Prof Yunahar adalah sosok ulama tawaddu. Ketika Muktamar Muhammadiyah di Makassar tahun 2015, beliau bersama Prof. Haedar Nashir sama-sama berpeluang menjadi Ketua Umum Pimpinan Pusat Muhammadiyah. Jumlah perolehan suara keduanya tidak terpaut jauh. Akan tetapi demikianlah dalam Muhammadiyah, tidak ada yang namanya rebutan jabatan, tidak ada sikut-sikutan maupun saling menjatuhkan. Semua diselesaikan dengan cara musyawarah mufakat. Pak Haedar terpilih sebagai Ketua Umum, sedangkan Prof. Yunahar berada sebagai salah seorang ketua.
Selain sebagai pengurus Pimpinan Pusat Muhammadiyah, Prof. Yunahar pun aktif sebagai Wakil Ketua Umum Majelis Ulama Indonesia (MUI) Pusat selama dua periode. Sebagai Wakil Ketua Umum, sesungguhnya beliau sempat memiliki peluang menjadi Ketua Umum.
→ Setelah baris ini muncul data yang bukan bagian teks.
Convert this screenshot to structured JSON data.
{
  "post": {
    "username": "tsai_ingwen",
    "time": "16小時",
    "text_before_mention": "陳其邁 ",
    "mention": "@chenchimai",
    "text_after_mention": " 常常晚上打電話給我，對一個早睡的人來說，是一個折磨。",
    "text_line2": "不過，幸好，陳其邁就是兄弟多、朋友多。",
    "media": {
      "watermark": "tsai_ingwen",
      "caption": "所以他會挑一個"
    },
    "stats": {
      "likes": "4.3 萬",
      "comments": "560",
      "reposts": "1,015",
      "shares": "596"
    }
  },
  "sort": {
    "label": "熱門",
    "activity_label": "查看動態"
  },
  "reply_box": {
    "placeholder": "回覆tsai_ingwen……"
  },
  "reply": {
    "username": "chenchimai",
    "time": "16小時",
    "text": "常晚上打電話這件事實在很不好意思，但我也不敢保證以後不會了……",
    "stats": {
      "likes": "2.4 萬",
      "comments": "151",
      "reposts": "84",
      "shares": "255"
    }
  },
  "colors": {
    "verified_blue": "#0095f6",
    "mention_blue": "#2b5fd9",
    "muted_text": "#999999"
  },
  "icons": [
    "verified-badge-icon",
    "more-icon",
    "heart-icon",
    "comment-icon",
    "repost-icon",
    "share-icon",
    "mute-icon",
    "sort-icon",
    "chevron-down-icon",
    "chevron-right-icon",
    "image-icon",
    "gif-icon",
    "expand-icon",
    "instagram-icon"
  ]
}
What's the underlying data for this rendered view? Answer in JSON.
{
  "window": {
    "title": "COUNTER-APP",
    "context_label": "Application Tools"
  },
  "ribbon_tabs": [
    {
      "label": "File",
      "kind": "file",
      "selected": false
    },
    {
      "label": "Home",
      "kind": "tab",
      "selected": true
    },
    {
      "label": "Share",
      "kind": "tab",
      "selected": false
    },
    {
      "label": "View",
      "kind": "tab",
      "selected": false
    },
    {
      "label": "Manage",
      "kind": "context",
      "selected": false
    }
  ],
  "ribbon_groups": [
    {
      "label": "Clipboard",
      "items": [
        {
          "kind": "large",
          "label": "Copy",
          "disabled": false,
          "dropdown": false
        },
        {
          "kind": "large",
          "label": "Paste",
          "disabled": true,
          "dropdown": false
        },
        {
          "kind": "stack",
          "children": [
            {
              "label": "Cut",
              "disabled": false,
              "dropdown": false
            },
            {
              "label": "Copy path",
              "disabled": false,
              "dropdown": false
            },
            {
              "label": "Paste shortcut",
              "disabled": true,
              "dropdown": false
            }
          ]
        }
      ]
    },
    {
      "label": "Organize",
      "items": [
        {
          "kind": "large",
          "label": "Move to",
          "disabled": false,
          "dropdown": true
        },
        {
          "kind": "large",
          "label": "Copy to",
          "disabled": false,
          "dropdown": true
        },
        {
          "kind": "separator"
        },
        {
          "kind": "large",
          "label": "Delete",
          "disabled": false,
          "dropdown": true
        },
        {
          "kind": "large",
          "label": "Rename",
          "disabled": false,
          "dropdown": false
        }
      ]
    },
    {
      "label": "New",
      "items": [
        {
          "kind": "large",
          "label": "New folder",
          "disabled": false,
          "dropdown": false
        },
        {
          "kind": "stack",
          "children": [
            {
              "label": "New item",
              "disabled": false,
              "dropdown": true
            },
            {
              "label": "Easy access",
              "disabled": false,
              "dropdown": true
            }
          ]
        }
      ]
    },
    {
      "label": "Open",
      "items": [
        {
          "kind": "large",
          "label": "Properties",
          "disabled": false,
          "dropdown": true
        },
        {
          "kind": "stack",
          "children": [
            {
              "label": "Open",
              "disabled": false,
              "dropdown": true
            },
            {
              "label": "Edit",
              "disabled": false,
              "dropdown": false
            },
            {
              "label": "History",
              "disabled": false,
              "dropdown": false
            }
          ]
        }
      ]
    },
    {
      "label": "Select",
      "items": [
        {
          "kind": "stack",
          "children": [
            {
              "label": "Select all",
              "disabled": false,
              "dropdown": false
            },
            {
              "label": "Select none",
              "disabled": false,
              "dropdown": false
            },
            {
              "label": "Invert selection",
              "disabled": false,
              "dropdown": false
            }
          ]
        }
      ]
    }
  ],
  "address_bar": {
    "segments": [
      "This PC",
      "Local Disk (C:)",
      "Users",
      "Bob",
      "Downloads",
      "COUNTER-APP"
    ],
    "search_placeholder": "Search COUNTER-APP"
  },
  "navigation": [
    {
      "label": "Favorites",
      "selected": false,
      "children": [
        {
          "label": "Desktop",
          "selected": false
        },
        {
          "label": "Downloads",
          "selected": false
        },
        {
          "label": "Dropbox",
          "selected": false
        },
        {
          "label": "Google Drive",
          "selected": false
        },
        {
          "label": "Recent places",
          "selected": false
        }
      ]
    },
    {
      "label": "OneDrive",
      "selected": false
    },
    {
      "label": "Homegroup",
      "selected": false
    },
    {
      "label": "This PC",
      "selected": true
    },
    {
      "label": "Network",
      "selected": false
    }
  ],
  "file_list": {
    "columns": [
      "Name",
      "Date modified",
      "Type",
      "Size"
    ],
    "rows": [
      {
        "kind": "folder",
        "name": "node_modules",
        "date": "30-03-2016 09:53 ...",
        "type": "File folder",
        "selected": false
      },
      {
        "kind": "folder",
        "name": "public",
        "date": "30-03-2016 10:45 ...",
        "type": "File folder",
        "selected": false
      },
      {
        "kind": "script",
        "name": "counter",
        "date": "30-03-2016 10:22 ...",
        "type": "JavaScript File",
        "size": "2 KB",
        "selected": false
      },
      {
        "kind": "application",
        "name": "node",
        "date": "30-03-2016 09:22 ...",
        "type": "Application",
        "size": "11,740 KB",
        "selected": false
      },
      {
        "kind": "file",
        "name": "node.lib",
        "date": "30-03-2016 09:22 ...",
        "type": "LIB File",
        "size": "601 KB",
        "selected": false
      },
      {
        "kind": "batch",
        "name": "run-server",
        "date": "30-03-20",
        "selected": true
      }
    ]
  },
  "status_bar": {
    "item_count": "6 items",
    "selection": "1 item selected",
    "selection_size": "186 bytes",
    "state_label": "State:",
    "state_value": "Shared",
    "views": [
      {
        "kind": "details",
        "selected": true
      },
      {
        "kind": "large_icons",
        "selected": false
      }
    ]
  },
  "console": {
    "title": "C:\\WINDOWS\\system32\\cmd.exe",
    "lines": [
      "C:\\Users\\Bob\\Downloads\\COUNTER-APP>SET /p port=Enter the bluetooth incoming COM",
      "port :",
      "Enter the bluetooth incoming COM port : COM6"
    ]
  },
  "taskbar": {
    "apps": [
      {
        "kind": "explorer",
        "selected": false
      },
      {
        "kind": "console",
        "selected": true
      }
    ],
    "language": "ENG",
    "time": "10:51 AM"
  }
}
Hal tersebut terjadi menjelang Pemilihan Umum 2019 lalu. Akan tetapi beliau tidak melakukan gerakan apapun untuk mendapati jabatan tersebut, karena demikianlah watak beliau. Tawaddu, rendah hati dan sama sekali tidak pernah terpikir untuk memeroleh jabatan apapun. Jika dilihat dari latar belakang pendidikan keagamaan, pengalaman dan kedudukan sosialnya, beliau sesungguhnya bisa menjadi ustadz terkenal di negeri ini. Dalam kenyataannya masih lebih banyak ustadz lain yang lebih populer dan menjadi rujukan bagi umat Islam Indonesia.
Almarhum lahir di Bukit Tinggi, Sumatra Barat, 22 September 1956. Guru besar Fakultas Agama Islam Yogyakarta ini meninggalkan seorang istri dan tiga orang anak. Seorang anaknya telah berpulang pada tahun 2004 lalu.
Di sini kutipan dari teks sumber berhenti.